Two New Displays and Future Plans!

Our hardworking Committee is pleased to announce two new displays –

 

  • Women’s Suffrage in New Zealand. Celebrating the 125th Anniversary of Women gaining the right to the vote in 1893. 
  • Down Memory Lane. Display of photographs of then and now. A series of local photographs taken some 100 years ago and retaken in the present day.

 We are also working on a display of the old Waikanae Hack Racing Club memorabilia which will be on display from the beginning of August 2018. The Racing Club only existed from 1904 to 1914.

Be sure to visit soon and enjoy an interesting and informative time at our Museum. We would love to see you!

Visitors from the North

Today Kapiti Coast Museum was buzzing with the excitement of discovering new (but actually quite old)  treasures as we hosted Amateur Radio operators from the Napier and Hastings Amateur Radio Clubs!  Some of these folk had visited in the past but for many it was a new experience. For some it was a trip down memory lane as they became reacquainted with radio transmitters they had operated in the past on ocean going liners, for others the opportunity to identify WW2 equipment such as our transmitter and receiver from a Lancaster Bomber. We also put the museum radio station on the air and one of our visitors used our ZL6KCM callsign to make a contact. We also found that Peter, one of our busy committee members, is a dab hand at freshly baked scones – thanks Peter! The museum is always happy to host larger groups for visits such as this. Please contact us well in advance so we can be sure to make your visit both memorable and successful.

The romance of the radio telegraph service

A short film:  From Back Blocks To High Seas – the use of wireless telegraphy in the 1930s.

We have an extensive collection of the type of technology used to provide services such as featured in this 1930s documentary about communication to and from New Zealand. See the link to this You Tube clip just added to our ‘Communications” page on our website here.

This is a NZ Government film scanned to 2K from a 16mm combined B/W reduction print. Film clip courtesy Archives New Zealand.

If you have access to any other video clips that may be of interest to the museum please feel free to contact us.

An exhibit with links to Bechuanaland Protectorate!

I don’t imagine too many of our readers know where this was! The Bechuanaland Protectorate was established on 31 March 1885, by the United Kingdom in Southern Africa. It became the Republic of Botswana on 30 September 1966.

The museum radio collection includes a Marconi CR100 radio receiver which was purchased and used in Botswana for many years before it was bought back to New Zealand by its owner. It was originally owned by the Bechuanaland Protectorate Police and was used used by a senior officer on his travels around remote parts of the country.

The Marconi Wireless Telegraph Company Ltd was then based in Chelmsford, UK. According to the manual, there are a number of variants to this venerable old set. The initial prototype was designated CR100. This was followed by variants designated CR100/1 through CR100/8. These specialised receivers were excellent performers considering the state of technology in the late 1930’s to 1940’s.
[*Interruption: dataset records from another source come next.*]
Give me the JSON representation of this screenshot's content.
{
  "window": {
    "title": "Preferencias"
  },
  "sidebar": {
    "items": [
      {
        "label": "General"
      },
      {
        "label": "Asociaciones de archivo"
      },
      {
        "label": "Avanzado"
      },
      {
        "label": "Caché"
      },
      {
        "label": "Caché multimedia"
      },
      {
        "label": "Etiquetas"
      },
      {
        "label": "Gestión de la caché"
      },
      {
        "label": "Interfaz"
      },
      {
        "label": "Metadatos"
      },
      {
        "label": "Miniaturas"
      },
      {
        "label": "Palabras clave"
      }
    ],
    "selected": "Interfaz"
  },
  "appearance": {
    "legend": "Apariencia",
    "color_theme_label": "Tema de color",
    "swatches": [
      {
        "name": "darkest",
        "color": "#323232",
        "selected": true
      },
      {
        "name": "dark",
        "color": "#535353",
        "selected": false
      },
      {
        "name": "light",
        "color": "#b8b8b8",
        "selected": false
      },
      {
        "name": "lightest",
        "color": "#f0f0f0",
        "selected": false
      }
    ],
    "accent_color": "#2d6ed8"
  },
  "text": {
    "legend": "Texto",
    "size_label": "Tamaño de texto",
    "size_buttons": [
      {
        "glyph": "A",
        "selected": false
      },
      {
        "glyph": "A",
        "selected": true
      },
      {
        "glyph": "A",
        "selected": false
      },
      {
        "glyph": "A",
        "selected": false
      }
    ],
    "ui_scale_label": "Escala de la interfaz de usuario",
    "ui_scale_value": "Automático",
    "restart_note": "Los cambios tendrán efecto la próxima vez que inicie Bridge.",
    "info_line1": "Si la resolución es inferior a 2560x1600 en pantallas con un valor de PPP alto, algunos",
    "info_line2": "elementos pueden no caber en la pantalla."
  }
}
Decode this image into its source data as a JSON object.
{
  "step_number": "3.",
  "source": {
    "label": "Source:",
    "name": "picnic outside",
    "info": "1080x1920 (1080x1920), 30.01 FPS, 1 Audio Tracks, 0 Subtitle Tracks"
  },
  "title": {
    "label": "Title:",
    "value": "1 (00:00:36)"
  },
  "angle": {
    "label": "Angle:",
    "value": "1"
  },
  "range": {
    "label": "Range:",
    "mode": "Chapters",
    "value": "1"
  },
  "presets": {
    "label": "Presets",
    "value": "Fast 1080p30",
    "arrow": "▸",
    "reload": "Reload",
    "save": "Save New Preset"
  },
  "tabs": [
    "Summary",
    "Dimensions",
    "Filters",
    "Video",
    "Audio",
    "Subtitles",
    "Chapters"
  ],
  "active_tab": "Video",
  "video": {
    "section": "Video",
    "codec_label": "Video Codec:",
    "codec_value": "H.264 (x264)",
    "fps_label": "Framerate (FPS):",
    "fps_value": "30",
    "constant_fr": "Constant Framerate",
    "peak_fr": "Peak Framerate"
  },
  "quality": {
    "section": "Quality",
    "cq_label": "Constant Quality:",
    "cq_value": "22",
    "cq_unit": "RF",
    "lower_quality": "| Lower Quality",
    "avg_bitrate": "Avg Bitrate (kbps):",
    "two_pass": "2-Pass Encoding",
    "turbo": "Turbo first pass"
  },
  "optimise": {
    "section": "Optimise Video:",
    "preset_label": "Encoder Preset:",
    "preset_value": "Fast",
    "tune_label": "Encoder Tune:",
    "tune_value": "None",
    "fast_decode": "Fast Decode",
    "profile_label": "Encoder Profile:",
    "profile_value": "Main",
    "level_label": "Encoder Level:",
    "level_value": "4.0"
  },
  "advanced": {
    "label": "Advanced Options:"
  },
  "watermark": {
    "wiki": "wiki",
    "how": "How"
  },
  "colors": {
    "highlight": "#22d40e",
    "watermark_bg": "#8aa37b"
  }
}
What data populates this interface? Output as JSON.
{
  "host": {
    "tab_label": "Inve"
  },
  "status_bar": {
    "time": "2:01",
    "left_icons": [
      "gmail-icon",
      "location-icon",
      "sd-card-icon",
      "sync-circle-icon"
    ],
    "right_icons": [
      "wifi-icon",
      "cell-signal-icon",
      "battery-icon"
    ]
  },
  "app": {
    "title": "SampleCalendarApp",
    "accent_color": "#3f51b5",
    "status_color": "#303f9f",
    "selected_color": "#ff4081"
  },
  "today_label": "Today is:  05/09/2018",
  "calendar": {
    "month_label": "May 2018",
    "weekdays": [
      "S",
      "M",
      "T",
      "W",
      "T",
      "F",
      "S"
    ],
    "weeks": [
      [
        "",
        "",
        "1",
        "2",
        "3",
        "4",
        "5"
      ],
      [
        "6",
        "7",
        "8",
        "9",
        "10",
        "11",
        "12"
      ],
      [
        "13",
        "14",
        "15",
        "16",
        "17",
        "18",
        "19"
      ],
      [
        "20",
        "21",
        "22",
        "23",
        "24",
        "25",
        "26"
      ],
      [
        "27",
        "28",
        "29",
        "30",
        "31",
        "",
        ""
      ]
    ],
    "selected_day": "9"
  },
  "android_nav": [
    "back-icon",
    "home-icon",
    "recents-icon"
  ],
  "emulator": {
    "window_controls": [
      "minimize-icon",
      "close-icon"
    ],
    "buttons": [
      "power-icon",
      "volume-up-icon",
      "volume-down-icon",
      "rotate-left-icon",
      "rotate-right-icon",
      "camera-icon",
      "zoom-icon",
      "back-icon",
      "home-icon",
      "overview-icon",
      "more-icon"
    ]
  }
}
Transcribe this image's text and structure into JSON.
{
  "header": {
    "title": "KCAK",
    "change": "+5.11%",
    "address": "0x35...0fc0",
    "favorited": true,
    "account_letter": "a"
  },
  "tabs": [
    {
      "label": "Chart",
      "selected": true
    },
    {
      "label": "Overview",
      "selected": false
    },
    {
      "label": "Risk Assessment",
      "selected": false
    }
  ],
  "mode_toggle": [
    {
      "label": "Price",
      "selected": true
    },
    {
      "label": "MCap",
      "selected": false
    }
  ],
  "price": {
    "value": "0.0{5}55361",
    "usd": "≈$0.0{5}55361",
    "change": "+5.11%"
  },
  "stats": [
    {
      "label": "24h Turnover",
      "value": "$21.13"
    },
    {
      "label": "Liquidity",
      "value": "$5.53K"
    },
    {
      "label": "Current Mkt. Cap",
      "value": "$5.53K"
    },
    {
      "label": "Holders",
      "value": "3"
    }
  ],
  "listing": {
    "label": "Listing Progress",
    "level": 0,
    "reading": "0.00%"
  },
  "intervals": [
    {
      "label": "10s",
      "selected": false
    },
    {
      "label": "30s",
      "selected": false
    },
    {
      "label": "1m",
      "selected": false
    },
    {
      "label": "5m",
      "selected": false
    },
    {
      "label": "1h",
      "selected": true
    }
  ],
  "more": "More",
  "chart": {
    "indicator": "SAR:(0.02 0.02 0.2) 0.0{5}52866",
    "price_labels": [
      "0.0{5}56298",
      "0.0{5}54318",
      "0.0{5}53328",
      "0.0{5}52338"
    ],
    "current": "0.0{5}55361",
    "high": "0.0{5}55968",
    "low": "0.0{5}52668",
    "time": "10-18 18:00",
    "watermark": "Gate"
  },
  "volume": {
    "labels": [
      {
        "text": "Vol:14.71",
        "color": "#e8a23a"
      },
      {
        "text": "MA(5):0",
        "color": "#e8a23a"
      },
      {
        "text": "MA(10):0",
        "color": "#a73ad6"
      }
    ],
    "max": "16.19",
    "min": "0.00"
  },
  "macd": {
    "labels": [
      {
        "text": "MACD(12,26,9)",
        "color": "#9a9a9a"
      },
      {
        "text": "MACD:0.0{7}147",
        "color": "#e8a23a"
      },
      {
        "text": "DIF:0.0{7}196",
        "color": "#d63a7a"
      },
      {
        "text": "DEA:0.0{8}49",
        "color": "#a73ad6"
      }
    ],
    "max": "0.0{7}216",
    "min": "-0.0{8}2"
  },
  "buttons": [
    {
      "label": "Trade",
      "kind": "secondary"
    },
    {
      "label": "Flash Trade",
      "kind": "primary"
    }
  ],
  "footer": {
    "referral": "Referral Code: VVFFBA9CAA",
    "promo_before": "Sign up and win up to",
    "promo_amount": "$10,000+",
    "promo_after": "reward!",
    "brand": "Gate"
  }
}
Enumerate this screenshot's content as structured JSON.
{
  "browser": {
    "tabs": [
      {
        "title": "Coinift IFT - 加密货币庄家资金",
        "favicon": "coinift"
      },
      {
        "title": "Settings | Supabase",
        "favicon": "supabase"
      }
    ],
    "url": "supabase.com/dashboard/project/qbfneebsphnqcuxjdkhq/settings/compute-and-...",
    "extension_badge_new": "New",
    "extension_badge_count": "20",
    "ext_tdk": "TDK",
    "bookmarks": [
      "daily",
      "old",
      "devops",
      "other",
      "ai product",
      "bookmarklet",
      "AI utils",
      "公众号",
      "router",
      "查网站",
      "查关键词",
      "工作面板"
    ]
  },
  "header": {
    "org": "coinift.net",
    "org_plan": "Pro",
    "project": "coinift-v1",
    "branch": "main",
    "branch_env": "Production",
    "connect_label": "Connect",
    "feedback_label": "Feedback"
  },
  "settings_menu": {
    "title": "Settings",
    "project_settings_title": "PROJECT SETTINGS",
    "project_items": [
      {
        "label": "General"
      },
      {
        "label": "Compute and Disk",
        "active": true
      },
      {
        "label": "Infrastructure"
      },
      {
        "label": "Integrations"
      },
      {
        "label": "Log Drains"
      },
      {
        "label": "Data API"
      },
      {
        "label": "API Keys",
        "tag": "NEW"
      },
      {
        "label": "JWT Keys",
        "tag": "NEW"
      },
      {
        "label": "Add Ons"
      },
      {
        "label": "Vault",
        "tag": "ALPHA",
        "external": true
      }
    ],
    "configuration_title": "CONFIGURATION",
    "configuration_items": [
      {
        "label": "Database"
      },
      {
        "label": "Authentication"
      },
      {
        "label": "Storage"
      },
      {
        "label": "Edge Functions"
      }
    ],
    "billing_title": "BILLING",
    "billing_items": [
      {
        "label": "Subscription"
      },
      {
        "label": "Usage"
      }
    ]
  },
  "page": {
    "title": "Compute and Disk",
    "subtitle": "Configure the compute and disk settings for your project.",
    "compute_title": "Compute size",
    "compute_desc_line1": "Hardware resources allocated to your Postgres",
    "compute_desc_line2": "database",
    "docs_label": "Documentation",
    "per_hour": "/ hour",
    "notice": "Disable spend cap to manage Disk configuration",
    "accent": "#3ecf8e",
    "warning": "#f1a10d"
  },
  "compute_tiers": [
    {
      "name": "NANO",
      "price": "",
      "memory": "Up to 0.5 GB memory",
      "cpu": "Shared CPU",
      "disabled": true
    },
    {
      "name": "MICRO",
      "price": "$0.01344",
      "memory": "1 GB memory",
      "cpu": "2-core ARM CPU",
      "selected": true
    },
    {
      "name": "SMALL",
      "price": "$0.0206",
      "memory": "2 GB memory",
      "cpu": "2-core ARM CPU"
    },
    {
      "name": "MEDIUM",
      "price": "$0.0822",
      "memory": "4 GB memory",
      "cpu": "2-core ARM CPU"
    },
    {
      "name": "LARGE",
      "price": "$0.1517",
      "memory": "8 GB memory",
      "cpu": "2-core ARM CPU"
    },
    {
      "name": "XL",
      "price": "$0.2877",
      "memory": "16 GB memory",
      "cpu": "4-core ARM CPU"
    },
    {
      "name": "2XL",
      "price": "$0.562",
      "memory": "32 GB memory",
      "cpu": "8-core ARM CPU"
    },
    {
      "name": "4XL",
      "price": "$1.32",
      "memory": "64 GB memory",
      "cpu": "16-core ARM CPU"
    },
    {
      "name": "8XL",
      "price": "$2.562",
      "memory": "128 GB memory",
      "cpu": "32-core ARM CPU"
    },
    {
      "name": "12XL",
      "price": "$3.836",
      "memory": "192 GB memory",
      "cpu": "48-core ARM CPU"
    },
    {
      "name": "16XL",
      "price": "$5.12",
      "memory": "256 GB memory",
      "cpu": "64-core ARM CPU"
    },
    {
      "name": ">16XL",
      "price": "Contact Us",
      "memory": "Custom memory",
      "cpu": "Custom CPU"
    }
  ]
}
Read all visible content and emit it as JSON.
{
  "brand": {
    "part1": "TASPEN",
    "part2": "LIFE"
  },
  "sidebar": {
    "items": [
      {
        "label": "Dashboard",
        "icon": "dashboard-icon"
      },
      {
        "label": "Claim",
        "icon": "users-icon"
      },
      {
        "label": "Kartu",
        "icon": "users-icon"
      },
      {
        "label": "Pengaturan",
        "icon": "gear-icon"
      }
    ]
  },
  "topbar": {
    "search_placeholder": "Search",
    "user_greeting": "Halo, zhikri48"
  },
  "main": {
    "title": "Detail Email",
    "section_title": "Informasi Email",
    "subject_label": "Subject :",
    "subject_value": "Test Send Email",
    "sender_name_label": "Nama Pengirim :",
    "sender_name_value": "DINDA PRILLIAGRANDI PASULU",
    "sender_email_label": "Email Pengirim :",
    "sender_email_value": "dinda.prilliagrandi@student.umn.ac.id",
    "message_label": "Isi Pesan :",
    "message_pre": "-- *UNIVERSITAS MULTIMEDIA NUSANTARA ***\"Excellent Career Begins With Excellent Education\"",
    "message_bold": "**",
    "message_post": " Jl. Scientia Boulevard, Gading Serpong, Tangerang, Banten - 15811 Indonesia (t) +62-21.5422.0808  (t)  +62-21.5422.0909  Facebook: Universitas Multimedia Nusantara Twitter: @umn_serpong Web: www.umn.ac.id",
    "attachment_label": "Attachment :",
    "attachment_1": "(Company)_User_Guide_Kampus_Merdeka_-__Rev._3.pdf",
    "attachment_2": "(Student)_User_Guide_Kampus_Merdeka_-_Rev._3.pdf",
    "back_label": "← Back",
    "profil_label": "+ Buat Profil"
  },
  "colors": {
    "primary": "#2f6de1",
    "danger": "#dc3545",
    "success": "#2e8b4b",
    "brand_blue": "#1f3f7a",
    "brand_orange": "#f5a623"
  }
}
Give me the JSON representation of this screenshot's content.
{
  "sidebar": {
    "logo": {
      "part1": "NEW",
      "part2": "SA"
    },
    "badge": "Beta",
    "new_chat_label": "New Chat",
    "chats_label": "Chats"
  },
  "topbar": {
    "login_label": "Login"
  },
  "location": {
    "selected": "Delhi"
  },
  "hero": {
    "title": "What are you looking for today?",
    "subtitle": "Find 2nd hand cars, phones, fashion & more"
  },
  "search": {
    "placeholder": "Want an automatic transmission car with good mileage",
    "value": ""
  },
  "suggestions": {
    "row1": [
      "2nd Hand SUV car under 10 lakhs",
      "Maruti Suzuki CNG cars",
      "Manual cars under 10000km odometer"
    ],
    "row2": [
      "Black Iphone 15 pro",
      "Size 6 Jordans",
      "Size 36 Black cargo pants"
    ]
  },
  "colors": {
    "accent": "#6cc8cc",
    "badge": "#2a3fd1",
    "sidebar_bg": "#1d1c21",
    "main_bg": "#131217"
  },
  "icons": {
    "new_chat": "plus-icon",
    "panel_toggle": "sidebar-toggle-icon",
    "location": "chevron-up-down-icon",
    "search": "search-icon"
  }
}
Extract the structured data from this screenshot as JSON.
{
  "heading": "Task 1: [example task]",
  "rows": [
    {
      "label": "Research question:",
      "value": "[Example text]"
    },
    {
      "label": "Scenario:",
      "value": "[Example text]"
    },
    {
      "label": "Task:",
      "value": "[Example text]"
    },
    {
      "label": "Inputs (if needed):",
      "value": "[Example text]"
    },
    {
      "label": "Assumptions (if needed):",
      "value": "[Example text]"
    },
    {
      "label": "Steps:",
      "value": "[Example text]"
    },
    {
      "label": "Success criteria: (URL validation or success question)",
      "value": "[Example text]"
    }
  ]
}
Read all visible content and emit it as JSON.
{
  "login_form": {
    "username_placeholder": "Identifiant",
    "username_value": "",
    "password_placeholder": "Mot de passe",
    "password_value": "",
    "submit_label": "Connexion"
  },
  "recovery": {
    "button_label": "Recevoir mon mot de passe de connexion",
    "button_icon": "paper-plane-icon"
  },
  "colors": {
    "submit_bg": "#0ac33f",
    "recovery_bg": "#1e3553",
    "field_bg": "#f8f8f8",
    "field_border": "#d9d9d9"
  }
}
We don’t know if our example is still serviceable, but armed with a copy of the excellent technical handbook we intend to find out!

We consider ourselves very fortunate to have this item in the museum together with a little of its history. If you are aware of museum pieces that have a history please contact us. You may be able to help us “fill in the gaps” and thereby make the museum exhibits that much more interesting.

The Needle Telegraph – Precursor to the Cellphone

One of the more fascinating items in the museum is The Needle Telegraph. You may well ask what is the connection between this and the cellphone?

The growth of the railways from 1825 onwards brought with it a need for a new form of communications that could work over large distances and in any weather. Charles Wheatstone and William Cooke were two Englishmen who on 25th July 1837 demonstrated a system for sending messages using electricity. A set of magnetic needles could be deflected by an electric current such that the needles would point to a particular letter on a grid. The demonstration in the video below shows how a 4 needle telegraph – a slightly later model of the July 1837 original – operates and how letters could be communicated. The needle telegraph started a telecommunications revolution based on electrical communication.

 

 

 

Find out more by viewing this You Tube video by Professor Nigel Linge, University of Salford, UK. Our museums example is a “Single Needle Telegraph” and contains the complete English alphabet.

Search function added to website

You can now search our database and our Blog entries using a customised Google site search. Select this feature from the drop down “Collections” menu located at the top of the page. Please note that recently added exhibits, database amendments and new Blog entries may take up to 5 days before they are indexed and appear in search results.